Sam Phillips agrees. The freshman psychology major was out picketing on the first day of the strike in support of faculty. The Near West Side campus has been busy with faculty picketing and rallies.

“I hope it doesn’t go on too long,” Phillips said as she took a break from demonstrating to eat a doughnut. “But we’re willing to stick it out with our teachers and professors, however long it takes.”

Phillips grew up outside of Aurora and sometimes saw teachers there working the same part-time gig she worked as a high school student. She said educators in general, and especially her professors at UIC, need to be paid more.

“Our teachers are going to do a better job if … they have enough money to be able to put their time into it,” she said.

Phillips, who has been diagnosed with depression and a learning disability, said she appreciates how the faculty is advocating not only for higher pay, but also for increased student access to mental health services.

“That’s the kind of stuff I personally need … to even be here at a university,” she said.

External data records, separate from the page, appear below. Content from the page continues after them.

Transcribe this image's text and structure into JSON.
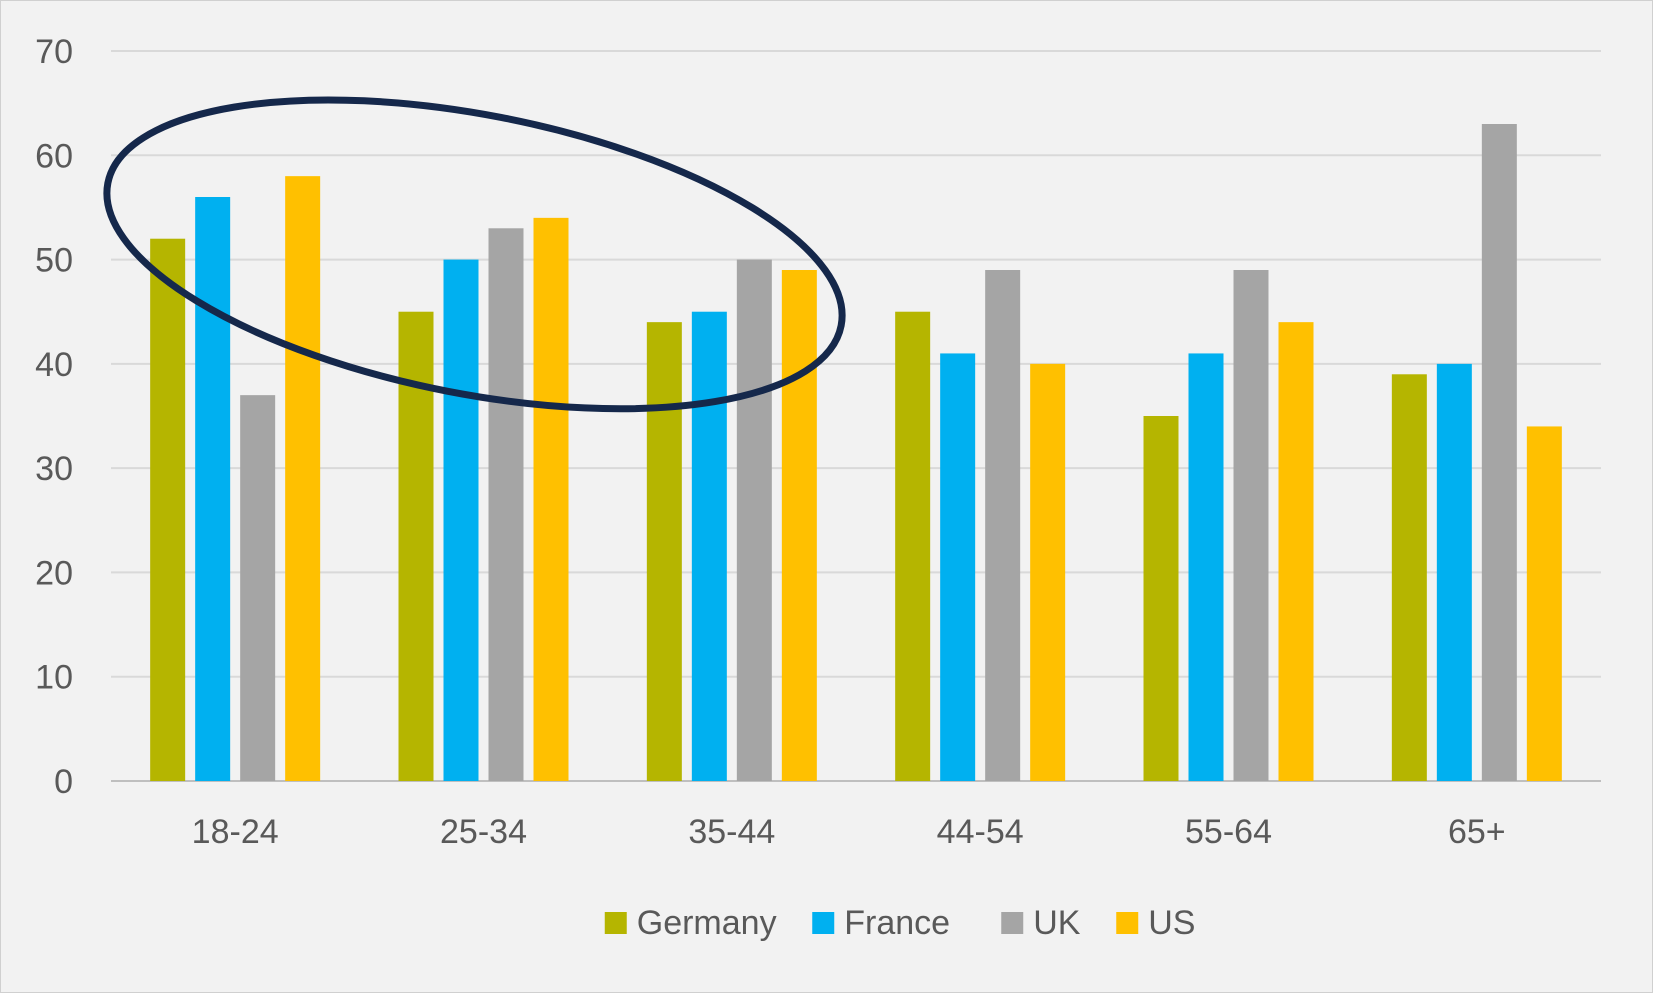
{
  "chart_data": {
    "type": "bar",
    "categories": [
      "18-24",
      "25-34",
      "35-44",
      "44-54",
      "55-64",
      "65+"
    ],
    "series": [
      {
        "name": "Germany",
        "color": "#b5b500",
        "values": [
          52,
          45,
          44,
          45,
          35,
          39
        ]
      },
      {
        "name": "France",
        "color": "#00b0f0",
        "values": [
          56,
          50,
          45,
          41,
          41,
          40
        ]
      },
      {
        "name": "UK",
        "color": "#a5a5a5",
        "values": [
          37,
          53,
          50,
          49,
          49,
          63
        ]
      },
      {
        "name": "US",
        "color": "#ffc000",
        "values": [
          58,
          54,
          49,
          40,
          44,
          34
        ]
      }
    ],
    "ylim": [
      0,
      70
    ],
    "yticks": [
      0,
      10,
      20,
      30,
      40,
      50,
      60,
      70
    ],
    "title": "",
    "xlabel": "",
    "ylabel": "",
    "grid": true,
    "legend_position": "bottom",
    "annotation": {
      "shape": "ellipse",
      "color": "#15284b",
      "encloses_categories": [
        "18-24",
        "25-34",
        "35-44"
      ],
      "y_range": [
        40,
        61
      ]
    },
    "colors": {
      "background": "#f2f2f2",
      "gridline": "#d9d9d9",
      "axis": "#bfbfbf",
      "text": "#595959"
    }
  }
}
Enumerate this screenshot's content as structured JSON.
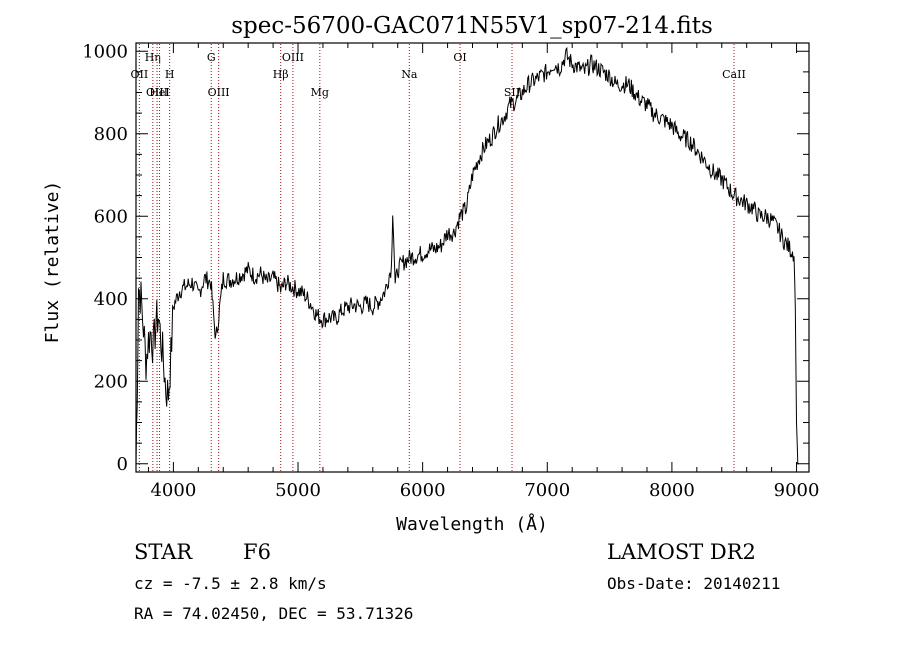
{
  "chart_data": {
    "type": "line",
    "title": "spec-56700-GAC071N55V1_sp07-214.fits",
    "xlabel": "Wavelength (Å)",
    "ylabel": "Flux (relative)",
    "xlim": [
      3700,
      9100
    ],
    "ylim": [
      -20,
      1020
    ],
    "xticks": [
      4000,
      5000,
      6000,
      7000,
      8000,
      9000
    ],
    "yticks": [
      0,
      200,
      400,
      600,
      800,
      1000
    ],
    "grid": false,
    "series": [
      {
        "x": [
          3700,
          3710,
          3720,
          3740,
          3760,
          3780,
          3800,
          3820,
          3840,
          3860,
          3880,
          3900,
          3920,
          3940,
          3960,
          3980,
          4000,
          4050,
          4100,
          4150,
          4200,
          4250,
          4300,
          4340,
          4400,
          4450,
          4500,
          4550,
          4600,
          4650,
          4700,
          4750,
          4800,
          4850,
          4861,
          4900,
          4950,
          5000,
          5050,
          5100,
          5150,
          5200,
          5250,
          5300,
          5350,
          5400,
          5450,
          5500,
          5550,
          5600,
          5650,
          5700,
          5750,
          5760,
          5780,
          5800,
          5850,
          5900,
          5950,
          6000,
          6050,
          6100,
          6150,
          6200,
          6250,
          6300,
          6350,
          6400,
          6450,
          6500,
          6550,
          6600,
          6650,
          6700,
          6750,
          6800,
          6850,
          6900,
          6950,
          7000,
          7050,
          7100,
          7150,
          7200,
          7250,
          7300,
          7350,
          7400,
          7450,
          7500,
          7550,
          7600,
          7650,
          7700,
          7750,
          7800,
          7850,
          7900,
          7950,
          8000,
          8050,
          8100,
          8150,
          8200,
          8250,
          8300,
          8350,
          8400,
          8450,
          8500,
          8550,
          8600,
          8650,
          8700,
          8750,
          8800,
          8850,
          8900,
          8950,
          8980,
          8990,
          9000,
          9010,
          9020
        ],
        "y": [
          0,
          180,
          430,
          400,
          330,
          250,
          300,
          320,
          280,
          340,
          360,
          300,
          250,
          180,
          170,
          260,
          380,
          420,
          430,
          440,
          410,
          450,
          440,
          300,
          450,
          445,
          450,
          460,
          470,
          455,
          460,
          440,
          450,
          430,
          420,
          440,
          430,
          420,
          410,
          390,
          360,
          350,
          355,
          350,
          370,
          380,
          385,
          380,
          390,
          380,
          395,
          420,
          480,
          620,
          430,
          470,
          490,
          500,
          505,
          510,
          520,
          520,
          530,
          560,
          560,
          600,
          620,
          700,
          740,
          770,
          790,
          820,
          840,
          870,
          880,
          900,
          920,
          930,
          940,
          950,
          970,
          960,
          990,
          970,
          960,
          950,
          970,
          960,
          950,
          940,
          920,
          920,
          920,
          900,
          880,
          870,
          850,
          840,
          830,
          820,
          800,
          790,
          780,
          760,
          740,
          720,
          700,
          690,
          670,
          650,
          640,
          630,
          620,
          600,
          600,
          590,
          570,
          540,
          520,
          510,
          380,
          100,
          0,
          0
        ]
      }
    ],
    "lines": [
      {
        "label": "OII",
        "x": 3727,
        "row": 2
      },
      {
        "label": "Hη",
        "x": 3835,
        "row": 1
      },
      {
        "label": "OIII",
        "x": 3869,
        "row": 3
      },
      {
        "label": "HeI",
        "x": 3889,
        "row": 3
      },
      {
        "label": "H",
        "x": 3970,
        "row": 2
      },
      {
        "label": "G",
        "x": 4304,
        "row": 1
      },
      {
        "label": "OIII",
        "x": 4363,
        "row": 3
      },
      {
        "label": "Hβ",
        "x": 4861,
        "row": 2
      },
      {
        "label": "OIII",
        "x": 4959,
        "row": 1
      },
      {
        "label": "Mg",
        "x": 5175,
        "row": 3
      },
      {
        "label": "Na",
        "x": 5893,
        "row": 2
      },
      {
        "label": "OI",
        "x": 6300,
        "row": 1
      },
      {
        "label": "SII",
        "x": 6717,
        "row": 3
      },
      {
        "label": "CaII",
        "x": 8498,
        "row": 2
      }
    ]
  },
  "info": {
    "object_class": "STAR",
    "subclass": "F6",
    "survey": "LAMOST DR2",
    "redshift": "cz = -7.5 ± 2.8 km/s",
    "obs_date": "Obs-Date: 20140211",
    "coords": "RA =  74.02450, DEC =  53.71326"
  }
}
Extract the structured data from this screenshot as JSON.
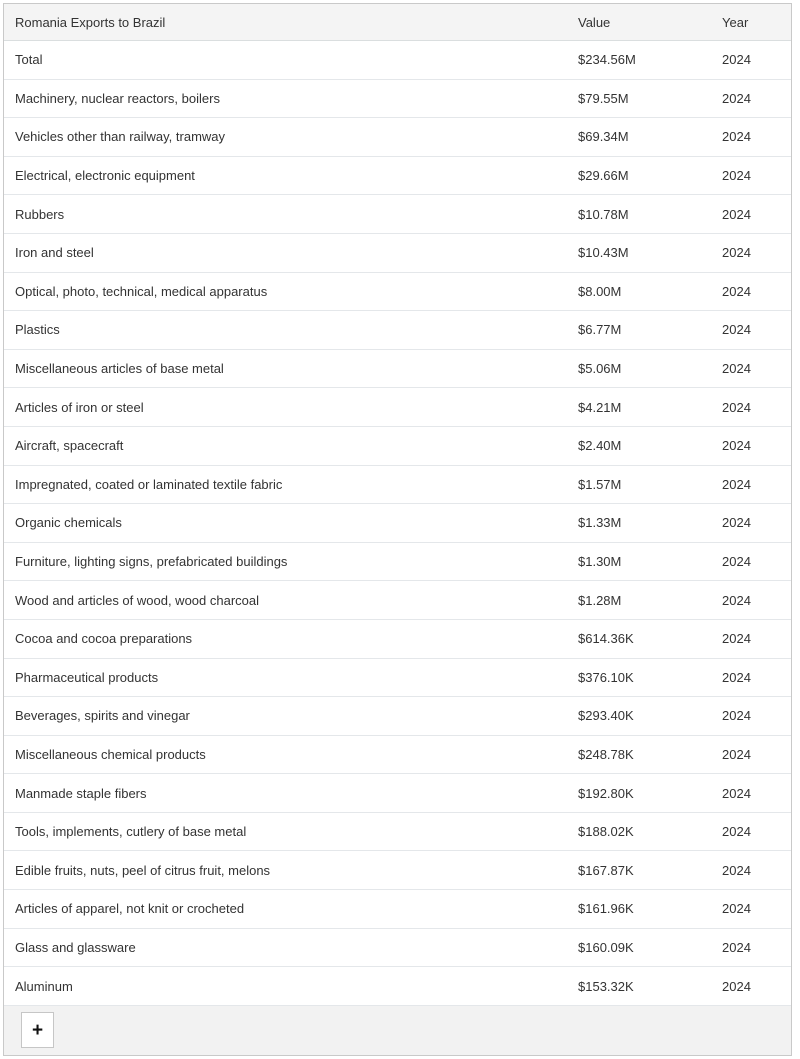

The faculty’s focus on student mental health is big for sophomore Andre Reynolds, too. The business management major said the faculty is right to fight for UIC students to get the same mental health services provided to University of Illinois Urbana Champaign students, specifically free neuropsychological tests for struggling students for conditions like ADHD, autism and depression.

“I think that’s crucial, especially in today’s environment, where going into the real world is really stressful, and a lot of students aren’t necessarily prepared and are struggling with things mentally,” Reynolds said. “And at the end of the day, if you’re fighting battles mentally, you’re not going to be able to put out your best self and present your best self into the real world.”

Reynolds, who just started his first semester at UIC, said he hopes the union and administrators come to an agreement soon so he can get back to class.

“It’s making things a little bit difficult, just because we’re having to learn all this content on our own and not really getting any review,” he said. “But there have to be sacrifices made for progress to be made as well.”